Monday, July 11, 2011

Customer Centered Software Design

What would it be like if software companies acted more like Zappos (the customer-centric online clothing and shoe store) - and less like... well... software companies? Zappos was renowned for their free shipping and their absolute focus on making sure the customer was happy. They allowed (even encouraged) you to buy 3 or 4 sizes of shoes (or pants or whatever), try them on in your own home, and they would pay the shipping for the stuff you wanted to return.


No questions asked. No requirement to call and get a Return Merchandise Authorization (RMA). They would even provide the return shipping label and a reseal-able box to send the stuff back. They wanted the customer to be absolutely satisfied with their purchase, and to remove the fear of buying the wrong size online and the dread of trying to return the stuff.

And it worked. In 2009, 10 years after their founding, they sold out to Amazon for $1.2 billion.

Now, let's contrast that with the typical software application lifecycle.

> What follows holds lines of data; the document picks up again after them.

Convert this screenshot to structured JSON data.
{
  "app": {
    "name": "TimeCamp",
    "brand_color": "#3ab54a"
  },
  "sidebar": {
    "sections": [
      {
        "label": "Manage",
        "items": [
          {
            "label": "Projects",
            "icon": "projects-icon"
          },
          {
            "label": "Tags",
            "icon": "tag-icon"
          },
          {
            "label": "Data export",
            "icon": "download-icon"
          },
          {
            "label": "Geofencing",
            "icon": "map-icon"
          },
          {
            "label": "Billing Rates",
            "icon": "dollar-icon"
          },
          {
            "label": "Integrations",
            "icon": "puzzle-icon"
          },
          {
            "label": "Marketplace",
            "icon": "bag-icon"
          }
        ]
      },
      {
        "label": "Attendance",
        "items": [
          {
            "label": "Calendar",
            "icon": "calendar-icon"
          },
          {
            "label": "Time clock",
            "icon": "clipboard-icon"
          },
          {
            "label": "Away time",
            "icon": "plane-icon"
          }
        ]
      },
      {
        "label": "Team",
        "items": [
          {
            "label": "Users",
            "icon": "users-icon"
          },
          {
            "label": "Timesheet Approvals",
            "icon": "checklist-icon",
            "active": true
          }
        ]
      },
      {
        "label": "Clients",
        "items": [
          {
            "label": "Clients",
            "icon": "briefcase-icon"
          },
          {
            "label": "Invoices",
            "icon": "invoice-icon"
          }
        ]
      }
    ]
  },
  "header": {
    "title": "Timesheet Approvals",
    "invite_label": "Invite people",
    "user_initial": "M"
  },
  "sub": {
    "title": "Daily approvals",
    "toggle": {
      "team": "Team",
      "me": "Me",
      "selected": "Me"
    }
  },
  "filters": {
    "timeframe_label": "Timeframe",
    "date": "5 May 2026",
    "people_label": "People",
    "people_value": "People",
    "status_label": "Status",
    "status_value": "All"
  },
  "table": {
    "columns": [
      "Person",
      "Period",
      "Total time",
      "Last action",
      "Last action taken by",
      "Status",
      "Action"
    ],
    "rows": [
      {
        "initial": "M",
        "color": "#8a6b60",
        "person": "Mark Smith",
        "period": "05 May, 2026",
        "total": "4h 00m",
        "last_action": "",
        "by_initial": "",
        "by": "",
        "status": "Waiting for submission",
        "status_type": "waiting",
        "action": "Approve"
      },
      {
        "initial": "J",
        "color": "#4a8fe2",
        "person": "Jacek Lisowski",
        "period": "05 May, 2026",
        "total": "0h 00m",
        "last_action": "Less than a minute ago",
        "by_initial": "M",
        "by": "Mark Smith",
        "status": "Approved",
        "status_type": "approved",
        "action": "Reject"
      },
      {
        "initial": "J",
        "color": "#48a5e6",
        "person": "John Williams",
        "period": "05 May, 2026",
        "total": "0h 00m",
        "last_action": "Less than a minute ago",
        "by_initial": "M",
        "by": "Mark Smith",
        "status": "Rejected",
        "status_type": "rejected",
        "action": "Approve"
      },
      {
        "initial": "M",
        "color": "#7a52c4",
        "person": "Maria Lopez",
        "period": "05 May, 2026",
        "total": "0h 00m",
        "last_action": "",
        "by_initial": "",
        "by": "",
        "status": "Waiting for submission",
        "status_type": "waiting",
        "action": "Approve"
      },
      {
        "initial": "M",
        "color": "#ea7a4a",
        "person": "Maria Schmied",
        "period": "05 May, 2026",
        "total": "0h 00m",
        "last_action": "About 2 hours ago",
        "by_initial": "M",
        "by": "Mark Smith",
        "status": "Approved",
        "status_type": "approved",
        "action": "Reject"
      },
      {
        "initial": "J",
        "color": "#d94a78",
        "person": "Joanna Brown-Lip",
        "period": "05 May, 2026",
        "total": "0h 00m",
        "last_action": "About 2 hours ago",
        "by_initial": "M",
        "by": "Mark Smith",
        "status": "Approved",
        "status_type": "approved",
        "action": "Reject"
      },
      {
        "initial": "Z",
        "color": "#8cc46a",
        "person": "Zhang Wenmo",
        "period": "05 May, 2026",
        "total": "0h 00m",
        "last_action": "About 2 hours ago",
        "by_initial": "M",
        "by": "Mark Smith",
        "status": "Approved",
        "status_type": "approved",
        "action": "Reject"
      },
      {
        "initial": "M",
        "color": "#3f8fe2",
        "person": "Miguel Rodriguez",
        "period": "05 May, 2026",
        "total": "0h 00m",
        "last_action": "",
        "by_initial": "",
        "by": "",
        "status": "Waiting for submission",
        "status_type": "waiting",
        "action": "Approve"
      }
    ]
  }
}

If you work in a large company (or have them for clients) - you are already aware of how it typically goes:

  • CIO or CTO gets taken out to fancy meal by software vendor;
  • CIO decides it's time for a "sweeping overhaul" of the system you need to get your work done with;
  • No one bothers to ask you and your colleagues what you need in order to improve your efficiency and/or improve your customer service - after all -you're just a "user" (usually said with a little shutter and/or utter disdain by the keeper of the technology);
  • Software vendor gets a huge chunk of the budget (meaning you're lucky if you get paper clips, so forget about getting a few hours of programmer time to implement the 3 features you were promised in last year's budget cycle);
  • Software vendor over-promises and under-delivers: it takes them 3 years for the implementation, rather than 2 years;
  • In the meantime, your cobbled-together, built-when-the-dinosaurs-roamed-the-earth, Excel-based "application" has become even more creaky and fragile;
  • When the big rollout does happen (and internal marketing posters and "kick off event" yummies have been consumed) - the software that you're forced to use is a bigger steaming pile than the old software it's replacing;
  • In the 1/2 day "brown bag" training session you get your first chance to see the "new system" up-close and question that plays in a loop tape in your head is "... really?... wait, what? the? heck?";
  • Oh yeah, and there's still 20 or so "consultants" from the software vendor hanging around like post-office workers drinking coffee and taking 6 weeks to add a field to a screen or get your TPS report to work 

My question is - why? Why is the process that hard and the results so poor? Why do companies continue to dump money down the toilet on huge systems that, assuming they ever actually get deployed, are antiquated at launch and the end users hate?

I'm hoping with this big economic downturn - that one of the silver linings will be a change to this loathsome process. I guess, back in the day, since companies were flush with money initiatives like "computing re-alignments" and "departmental paradigm shifts" all sounded so good that no one actually looked at silly metrics like ROI, productivity and user buy-in.

Now that same amount of work has to be done by 10%-40% less people - I'm seeing more and more companies and customers start to place a value on the lowly end-user. The Jane or John Doe who is in the trenches tasked with keeping the business going and making sure that customers don't take their scarce dollars to someone else - are finally being noticed and in some cases - even (gasp!) valued!

That means that the successful companies in these lean times are investing in tools and software that will not only placate the folks on the front line - but actually delight them. And from where I sit, there's nothing that delights users more than software that's designed to get end user's top 5 tasks one in 3 clicks or less. It's about building software - not with 1,000,000 "cool" features or cluttering the user interface with 5,000 buttons, tabs, menus and options.

It's about presenting a user interface that allow one thing and one thing only: the simplest, most straight-forward way for the user to get their job done. At the end of the day - that's what we all want: to do our jobs and to go home.

In general, people are not technologists. People are not programmers. People do not give a crap about the latest software flavor-of-the-month, cloud computing, SaaS (Software as a Service), or any other techno-babble. They simply want software that helps them accomplish their job and... then they want to go home.